Aroër : Nombres 32.34, note.
Minnith : au nord-est de Hesbon, dans un emplacement où se trouvent encore aujourd’hui de grandes ruines.
Vingt villes : que les Ammonites avaient reprises sur les Israélites.
Abel-Kéramim : plaine des vignes. Le voyageur Tristram a trouvé à vingt minutes de Diban (au nord-est d’Aroër) une vallée appelée Khurm-Dibon, c’est-à-dire vignoble de Dibon.
Sa fille sortait à sa rencontre : comparez Exode 15.20 ; 1 Samuel 18.6.
Déchira… : expression d’une douleur profonde (Lévitique 10.6).
J’ai ouvert la bouche. Un vœu n’était valable que lorsqu’il avait été expressément énoncé (Lévitique 27.1).
Après que l’Éternel a accompli la condition que tu lui avais posée dans ta prière, il ne te reste qu’à accomplir ton vœu.
La fille de Jephthé a hérité de l’héroïsme de son père.
Je descendrai… Mitspa est un lieu élevé au-dessus des plateaux environnants.
Et elle n’avait pas connu, ou : et elle ne connut pas ; selon l’une ou l’autre des deux explications que nous avons exposées.
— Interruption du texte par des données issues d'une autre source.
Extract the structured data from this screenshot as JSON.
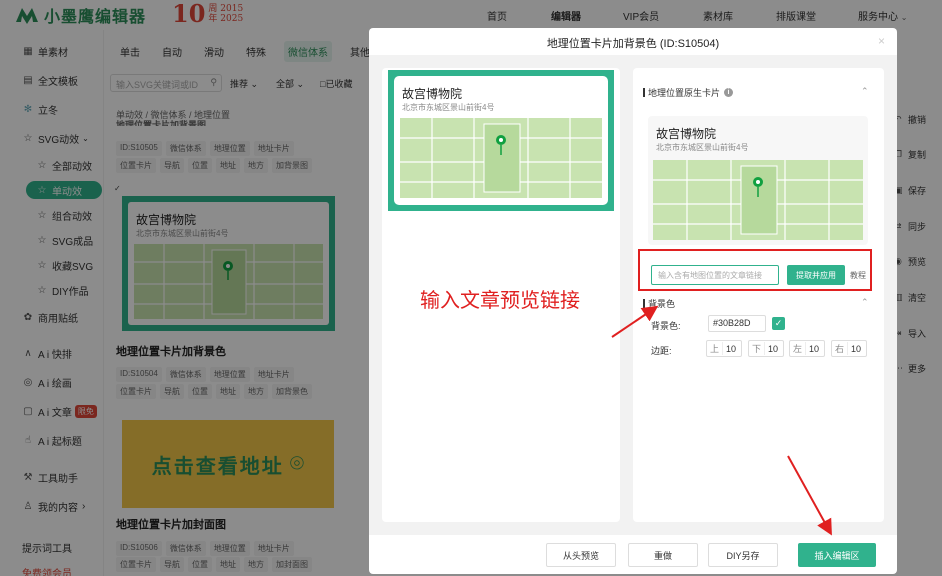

Ici peuvent s’élever deux questions en sens opposés : Aurait-on célébré une fête en Israël pour un acte qui, après tout, constituait un crime théocratique ? Et d’un autre côté : Aurait-on célébré comme un événement si extraordinaire la consécration d’une jeune fille au célibat ? D’après les antiques notions israélites, plus aisément sans doute que d’après les idées modernes.